Portrait de bruno.13
26/novembre/2018 - 01h34

C'est ce que devraient faire tous les médias et sans couverture médiatique, ce mouvement est fini

Portrait de Aryzona
25/novembre/2018 - 21h06

De toute façon les journalistes sont des pourris! Ils sont tout fiers de parler des dégradations commis pendant la manifestation des gilets jaunes sur les Champs Elysée, mais quand il y a eu la même chose après le défilé des footballeurs français en juillet dernier, rien dans le journal télévisé!!! c'est bizarre quand même! Quand à la violence injustifié des CRS, pas un mot non plus! #Médiascorrompus 

Portrait de Domdom77
25/novembre/2018 - 20h17

C'est le monde à l'envers ... 

Portrait de luciep
25/novembre/2018 - 18h49

Les médias explosent leurs audiences grâce aux gilets jaunes.
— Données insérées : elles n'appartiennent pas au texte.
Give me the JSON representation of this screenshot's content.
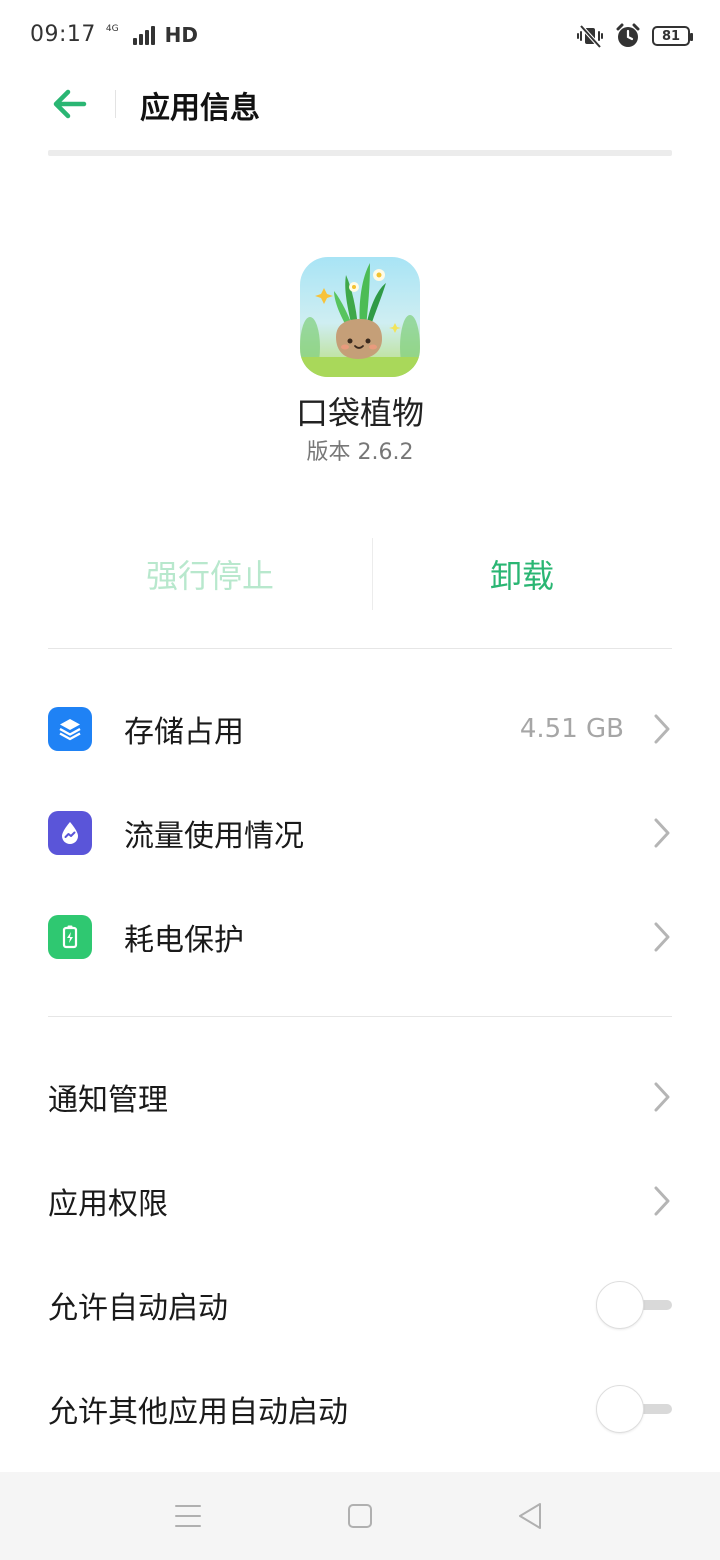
{
  "status_bar": {
    "time": "09:17",
    "network": "4G",
    "hd": "HD",
    "battery": "81"
  },
  "header": {
    "title": "应用信息"
  },
  "app": {
    "name": "口袋植物",
    "version": "版本 2.6.2"
  },
  "actions": {
    "force_stop": "强行停止",
    "uninstall": "卸载"
  },
  "usage_items": [
    {
      "label": "存储占用",
      "value": "4.51 GB",
      "icon": "layers-icon",
      "color": "#1f82f5"
    },
    {
      "label": "流量使用情况",
      "value": "",
      "icon": "data-drop-icon",
      "color": "#5a55d9"
    },
    {
      "label": "耗电保护",
      "value": "",
      "icon": "battery-charging-icon",
      "color": "#2fc871"
    }
  ],
  "settings_items": [
    {
      "label": "通知管理"
    },
    {
      "label": "应用权限"
    }
  ],
  "toggles": [
    {
      "label": "允许自动启动",
      "on": false
    },
    {
      "label": "允许其他应用自动启动",
      "on": false
    }
  ],
  "colors": {
    "accent": "#2ab673",
    "accent_disabled": "#b8e8cd"
  }
}
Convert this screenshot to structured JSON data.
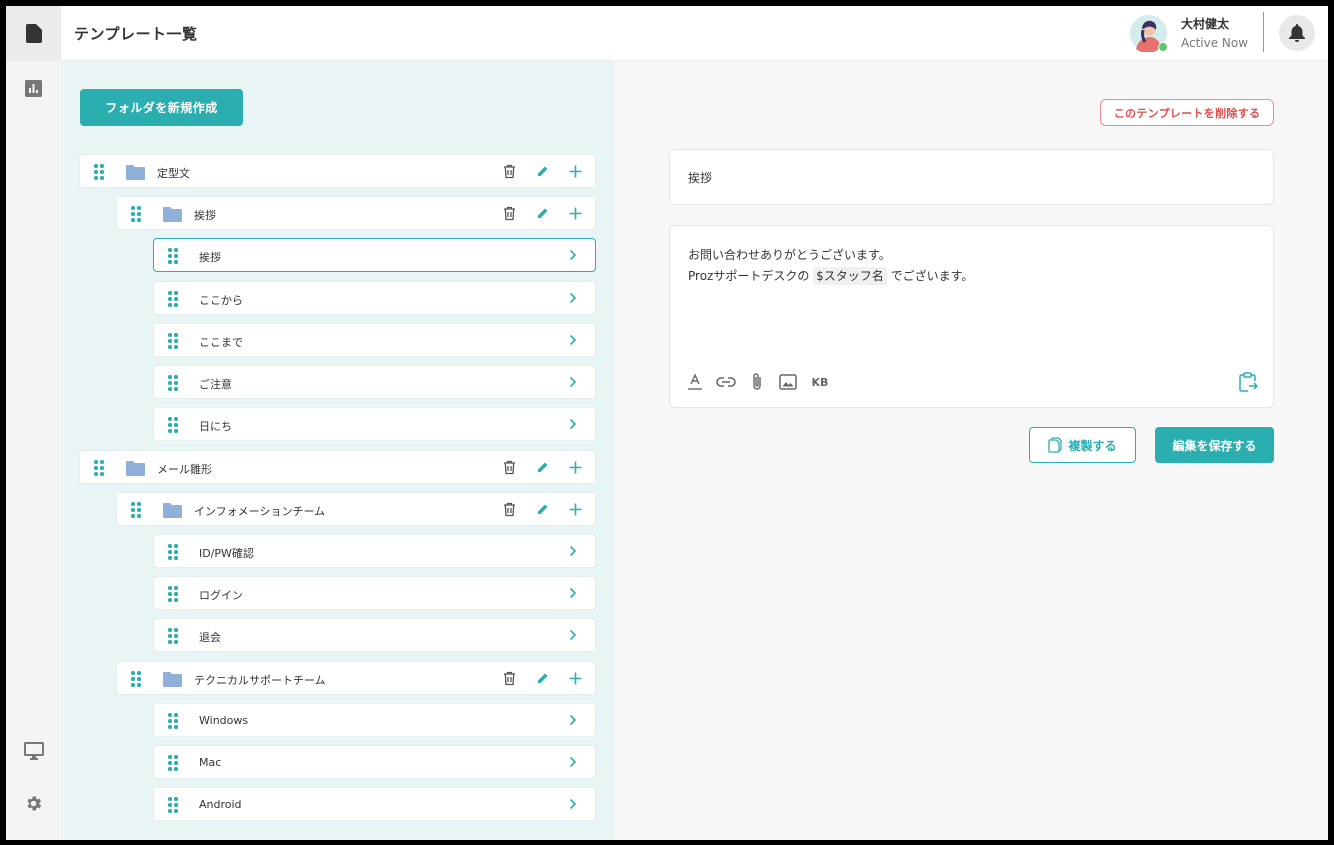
{
  "header": {
    "title": "テンプレート一覧",
    "user_name": "大村健太",
    "user_status": "Active Now"
  },
  "rail": {
    "icons": [
      "document-icon",
      "bar-chart-icon",
      "monitor-icon",
      "gear-icon"
    ]
  },
  "tree": {
    "new_folder_label": "フォルダを新規作成",
    "folder_color": "#8fb0d8",
    "accent_color": "#2aaeb0",
    "rows": [
      {
        "kind": "folder",
        "level": 0,
        "label": "定型文"
      },
      {
        "kind": "folder",
        "level": 1,
        "label": "挨拶"
      },
      {
        "kind": "item",
        "label": "挨拶",
        "selected": true
      },
      {
        "kind": "item",
        "label": "ここから"
      },
      {
        "kind": "item",
        "label": "ここまで"
      },
      {
        "kind": "item",
        "label": "ご注意"
      },
      {
        "kind": "item",
        "label": "日にち"
      },
      {
        "kind": "folder",
        "level": 0,
        "label": "メール雛形"
      },
      {
        "kind": "folder",
        "level": 1,
        "label": "インフォメーションチーム"
      },
      {
        "kind": "item",
        "label": "ID/PW確認"
      },
      {
        "kind": "item",
        "label": "ログイン"
      },
      {
        "kind": "item",
        "label": "退会"
      },
      {
        "kind": "folder",
        "level": 1,
        "label": "テクニカルサポートチーム"
      },
      {
        "kind": "item",
        "label": "Windows"
      },
      {
        "kind": "item",
        "label": "Mac"
      },
      {
        "kind": "item",
        "label": "Android"
      }
    ]
  },
  "editor": {
    "delete_label": "このテンプレートを削除する",
    "delete_color": "#e44b4b",
    "title_value": "挨拶",
    "body_line1": "お問い合わせありがとうございます。",
    "body_line2_prefix": "Prozサポートデスクの ",
    "body_variable": "$スタッフ名",
    "body_line2_suffix": " でございます。",
    "toolbar": {
      "kb_label": "KB"
    },
    "copy_label": "複製する",
    "save_label": "編集を保存する"
  }
}
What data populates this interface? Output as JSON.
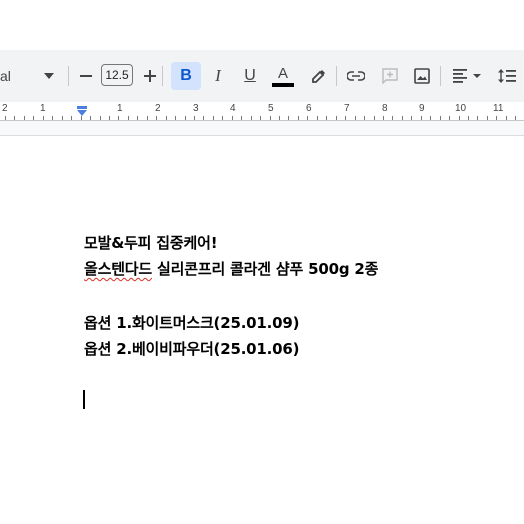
{
  "toolbar": {
    "font_name": "al",
    "font_size": "12.5",
    "bold_label": "B",
    "italic_label": "I",
    "underline_label": "U",
    "text_color_label": "A",
    "text_color": "#000000",
    "icons": [
      "chevron-down-icon",
      "minus-icon",
      "plus-icon",
      "highlighter-icon",
      "link-icon",
      "add-comment-icon",
      "insert-image-icon",
      "align-left-icon",
      "line-spacing-icon"
    ]
  },
  "ruler": {
    "numbers": [
      "2",
      "1",
      "1",
      "2",
      "3",
      "4",
      "5",
      "6",
      "7",
      "8",
      "9",
      "10",
      "11"
    ]
  },
  "document": {
    "line1": "모발&두피 집중케어!",
    "line2_misspelled": "올스텐다드",
    "line2_rest": " 실리콘프리 콜라겐 샴푸 500g 2종",
    "line3": "옵션 1.화이트머스크(25.01.09)",
    "line4": "옵션 2.베이비파우더(25.01.06)"
  }
}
Ils se tireraient donc une belle balle dans le pied (même en pleine figure) smiley

Les GJ ne veulent qu'une chose de la part des médias : que leur action ne soit pas déformée en les faisant TOUS passer pour des casseurs à un neurone ou des vestes brunes. Ce sont de braves gens qui ne s'en sortent plus, qui le disent et qui demandent à pouvoir vivre normalement, c'est tout. Ils doivent être respectés.